Saturday, August 20, 2005


I have a piece on visiting the locations of Alfred Hitchcock's Vertigo over at Samizdata.

Friday, August 19, 2005

Australia grows more complex, or perhaps doesn't

My native Australia did not start receiving large numbers of immigrants from East Asian countries until around 1980. It has received a great many since, so that there are now perhaps half a million people of East Asian background in Sydney. Of these people, the most predominant are Chinese people of various backgrounds and origins. However, due to this relatively late start, the majority of adult Chinese-Australians were born overseas. And at least when I was a student and a young adult in Australia in the late 1980s, I knew lots of Chinese people, but these people had been born in Hong Kong, Malaysia, or elsewhere. When I first visited California one thing that was striking was that there were ethnically Chinese people there who were so Americanised. They had been born in America, and so probably had their parents, and there were no hints in their mannerisms or accents or day to day attitudes that they were different in any way from other Californians. They were just Asian looking rather than European looking.

And now of course we do have a few Australians like this: people of Chinese ancestry who were either born in Australia or came as small children, and have gone through the Australian education system, and are now in their early twenties. Early twenties is of course the age at which Australians go abroad en masse.
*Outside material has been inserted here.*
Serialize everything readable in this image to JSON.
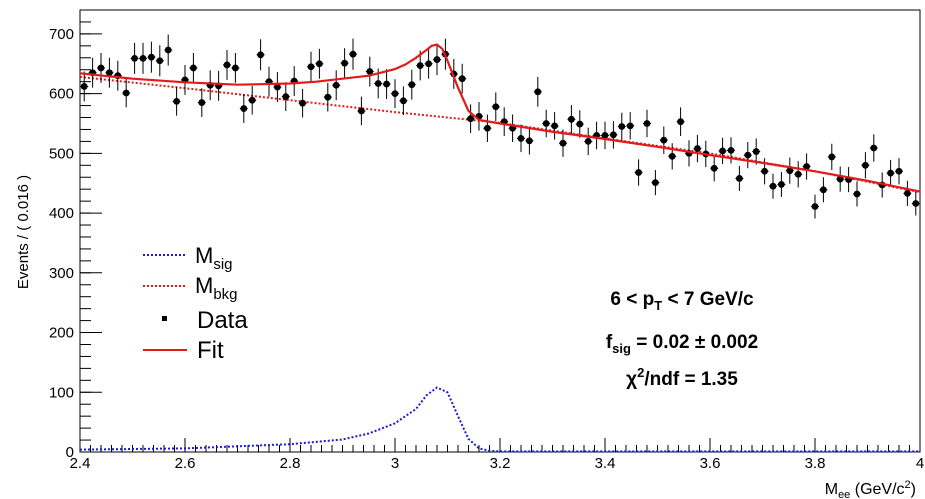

The tradition has long been for Australians to finish their university career, get a job in Australia for a couple of years to make some money, and then make a prolonged trip to the rest of the world for a year or so (possibly or probably doing some work along the way - stereotypically Australians do this and return with more money than they had when they went away) before getting married, having children, buying a house etc. (Those of us who leave and become permanent expats are a different category that has always existed, but I think we may have been getting bigger at the expense of the traditional year away people). This is quite distinct from the British "Gap Year" experience, where British people go away from a year between school and university. Australians tend to get older before leaving home.

These early twenties Australian trips away often start by going to London, and I therefore see early twenties Aussies all the time: on the tube, in pubs (on both sides of the bar), working as hairdressers, decorators, builders, and quite a few of those kinds of jobs that require skills but in which people are often employed for months rather than years.

And in the last couple of years the appearances of the Australians doing this have become notably more diverse. Yesterday, on the tube I was sitting opposite a particularly good example: an early twenties young woman, who was dressed in a casually Australian way, was speaking in a quintisentially Australian way, with very strong upwards inflections. (People don't always think about just what it is that distinguishes an accent, but the most notable thing about the Australian accent is the upwards inflection at the end of the sentences. Whereas in most other versions of English I know of people raise the pitch of their voice at the end of a question but not at the end of other sentences, Australians raise the pitch of statements as well. If you are attempting to immitate an Australian accent you have to get that right. Even if the resulting accent is imperfect in most other ways, it will still sound "Australian" if you get this right). And there was something about her mannerisms (a particular way of shrugging I supposed) that just screamed "Australian". And she was discussing the normal young Australian in London things: cheap places to live, good bars, possible sources of work.

But of course she was ethnically Chinese. Even the non-Anglo Australians follow the same pattern and get to the old colonial hunting-grounds. But seeing them in London is still something one notes mentally. In a couple more years it will be entirely unremarkable.

(And yes, I am very deliberately ignorning the descendents of the Chinese people who came to Australia for the gold rushes of the 1850s, before the immigration of non-Europeans was outlawed. These were a much smaller group, and while their descendents do still live in Australia, they are now so well integrated that they fit into a different categoty still).